Originally posted by jimmyjames123
That a BS assumption. I have already said that, whether NVIDIA or ATI, if they can enhance performance without compromising image quality of what we actually see, then all the better.
The visuals are not what count, the final score is what counts. The visuals are just a way of allowing the end user to see the work that's supposed to be generated, a bit of eyecandy expressing the latest in 3D graphics technology. The very idea of this benchmark is for it to stress the graphics card, forcing it to work hard. That work is then expressed in a number, the final score. The higher the final score, the more powerful the card is able to work, the more it's therefore worth our money as consumers. But by bypassing this work and thereby falsely inflating that final score, Nvidia is cheating OEMs and consumers by hiding their product's capabilities. A true optimization is not to find a way of sneaking around doing the actual work that the benchmark calls for.

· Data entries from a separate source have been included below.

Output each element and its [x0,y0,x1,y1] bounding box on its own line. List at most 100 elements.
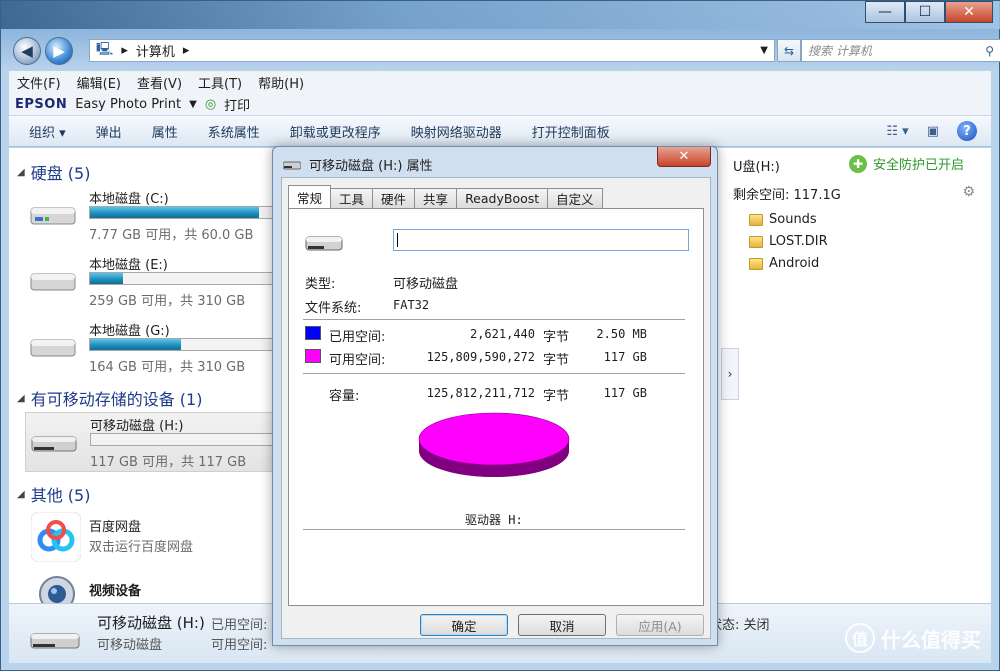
drive-free-space: 117 GB 可用，共 117 GB [90,455,247,470]
divider [303,319,685,320]
address-dropdown-icon[interactable]: ▼ [760,45,768,56]
details-status: 状态: 关闭 [709,618,770,633]
drive-e[interactable]: 本地磁盘 (E:) 259 GB 可用，共 310 GB [25,252,285,312]
folder-name: Sounds [769,212,817,227]
view-options-icon[interactable]: ☷ ▾ [886,124,908,139]
navigation-row: ◀ ▶ 🖳 ▸ 计算机 ▸ ▼ ⇆ 搜索 计算机 ⚲ [9,35,1000,65]
details-used-label: 已用空间: [211,618,268,633]
map-network-drive-button[interactable]: 映射网络驱动器 [411,122,502,141]
tab-general[interactable]: 常规 [288,185,332,208]
print-icon: ◎ [204,96,217,112]
usage-fill [90,339,182,350]
help-icon[interactable]: ? [957,121,977,141]
uninstall-program-button[interactable]: 卸载或更改程序 [290,122,381,141]
removable-drive-icon [30,633,80,649]
preview-pane-icon[interactable]: ▣ [927,124,939,139]
folder-item[interactable]: LOST.DIR [749,234,828,249]
organize-button[interactable]: 组织 ▾ [29,122,66,141]
toolbar-right: ☷ ▾ ▣ ? [886,121,977,141]
search-input[interactable]: 搜索 计算机 ⚲ [801,39,1000,62]
filesystem-label: 文件系统: [305,301,362,316]
group-header-hdd[interactable]: ◢ 硬盘 (5) [17,160,90,184]
system-properties-button[interactable]: 系统属性 [208,122,260,141]
menu-view[interactable]: 查看(V) [137,73,182,92]
group-header-other[interactable]: ◢ 其他 (5) [17,482,90,506]
gear-icon[interactable]: ⚙ [962,184,975,200]
tab-readyboost[interactable]: ReadyBoost [456,188,549,208]
apply-button[interactable]: 应用(A) [616,614,704,636]
cancel-button[interactable]: 取消 [518,614,606,636]
drive-free-space: 259 GB 可用，共 310 GB [89,294,246,309]
properties-button[interactable]: 属性 [152,122,178,141]
command-bar: 组织 ▾ 弹出 属性 系统属性 卸载或更改程序 映射网络驱动器 打开控制面板 ☷… [9,115,991,147]
baidu-netdisk-item[interactable]: 百度网盘 双击运行百度网盘 [25,508,285,564]
usage-fill [90,207,259,218]
epson-logo: EPSON [15,96,68,112]
baidu-netdisk-icon [31,512,81,562]
general-panel: 类型: 可移动磁盘 文件系统: FAT32 已用空间: 2,621,440 字节… [288,208,704,606]
tab-strip: 常规 工具 硬件 共享 ReadyBoost 自定义 [288,185,603,208]
ok-button[interactable]: 确定 [420,614,508,636]
drive-h[interactable]: 可移动磁盘 (H:) 117 GB 可用，共 117 GB [25,412,286,472]
arrow-left-icon: ◀ [21,42,33,60]
security-status[interactable]: ✚ 安全防护已开启 [849,154,964,173]
volume-label-input[interactable] [393,229,689,251]
capacity-label: 容量: [329,389,360,404]
minimize-button[interactable]: — [865,1,905,23]
refresh-icon: ⇆ [783,43,795,58]
address-bar[interactable]: 🖳 ▸ 计算机 ▸ ▼ [89,39,775,62]
divider [303,529,685,530]
menu-edit[interactable]: 编辑(E) [77,73,121,92]
breadcrumb-separator-icon: ▸ [121,43,128,58]
close-button[interactable]: ✕ [945,1,993,23]
folder-item[interactable]: Android [749,256,819,271]
drive-name: 本地磁盘 (E:) [89,258,168,273]
menu-tools[interactable]: 工具(T) [198,73,242,92]
drive-g[interactable]: 本地磁盘 (G:) 164 GB 可用，共 310 GB [25,318,285,378]
epson-app-button[interactable]: Easy Photo Print [75,97,181,112]
open-control-panel-button[interactable]: 打开控制面板 [532,122,610,141]
pane-drive-title: U盘(H:) [733,160,780,175]
eject-button[interactable]: 弹出 [96,122,122,141]
folder-item[interactable]: Sounds [749,212,817,227]
epson-dropdown-icon[interactable]: ▼ [189,99,197,110]
free-space-unit: 字节 [543,353,570,368]
group-title: 硬盘 (5) [30,164,91,183]
dialog-close-button[interactable]: ✕ [657,147,711,167]
tab-customize[interactable]: 自定义 [547,188,603,208]
group-header-removable[interactable]: ◢ 有可移动存储的设备 (1) [17,386,202,410]
tab-sharing[interactable]: 共享 [414,188,458,208]
usage-bar [90,433,286,446]
title-bar[interactable] [1,1,1000,29]
caption-buttons: — ☐ ✕ [865,1,993,23]
free-space-bytes: 125,809,590,272 [426,350,535,364]
drive-letter-label: 驱动器 H: [465,513,523,527]
tab-hardware[interactable]: 硬件 [372,188,416,208]
forward-button[interactable]: ▶ [45,37,73,65]
capacity-bytes: 125,812,211,712 [426,386,535,400]
print-button[interactable]: 打印 [224,95,250,114]
menu-help[interactable]: 帮助(H) [258,73,304,92]
back-button[interactable]: ◀ [13,37,41,65]
refresh-button[interactable]: ⇆ [777,39,801,62]
smzdm-logo: 值 [845,623,875,653]
tab-tools[interactable]: 工具 [330,188,374,208]
dialog-title: 可移动磁盘 (H:) 属性 [309,159,433,174]
collapse-icon: ◢ [17,166,25,178]
dialog-body: 常规 工具 硬件 共享 ReadyBoost 自定义 类型: 可移动磁盘 文件系… [281,177,711,639]
usage-bar [89,338,285,351]
folder-icon [749,257,763,270]
pane-scroll-button[interactable]: › [721,348,739,400]
breadcrumb-computer[interactable]: 计算机 [136,41,175,60]
used-space-bytes: 2,621,440 [469,327,535,341]
collapse-icon: ◢ [17,488,25,500]
removable-drive-icon [283,161,301,169]
search-icon[interactable]: ⚲ [985,44,994,58]
properties-dialog: 可移动磁盘 (H:) 属性 ✕ 常规 工具 硬件 共享 ReadyBoost 自… [272,146,718,646]
drive-c[interactable]: 本地磁盘 (C:) 7.77 GB 可用，共 60.0 GB [25,186,285,246]
maximize-button[interactable]: ☐ [905,1,945,23]
drive-free-space: 7.77 GB 可用，共 60.0 GB [89,228,254,243]
video-device-item[interactable]: 视频设备 [25,572,285,603]
dialog-title-bar[interactable]: 可移动磁盘 (H:) 属性 [283,155,433,174]
menu-file[interactable]: 文件(F) [17,73,61,92]
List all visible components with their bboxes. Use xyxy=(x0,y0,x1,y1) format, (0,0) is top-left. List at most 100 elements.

It's like a race between two athletes. They're told that they have to strictly follow this path and whoever reaches the end first wins. Yet one of the athletes finds a way to avoid the judge's eyes so he takes a shortcut, and beats the other athlete to the finish line. The judge, unaware that his eyes were fooled, declares the cheater the winner. Yet unbeknownst to the cheating athlete, there was a helicopter in the sky that saw him take the shortcut and calls foul on him.
What you're essentially arguing is that the judge on the ground's decision be final since he didn't see it, though the world now knows the cheating occurred.
That, my friend, is one of the worst bifurcations from logic I have ever seen argued.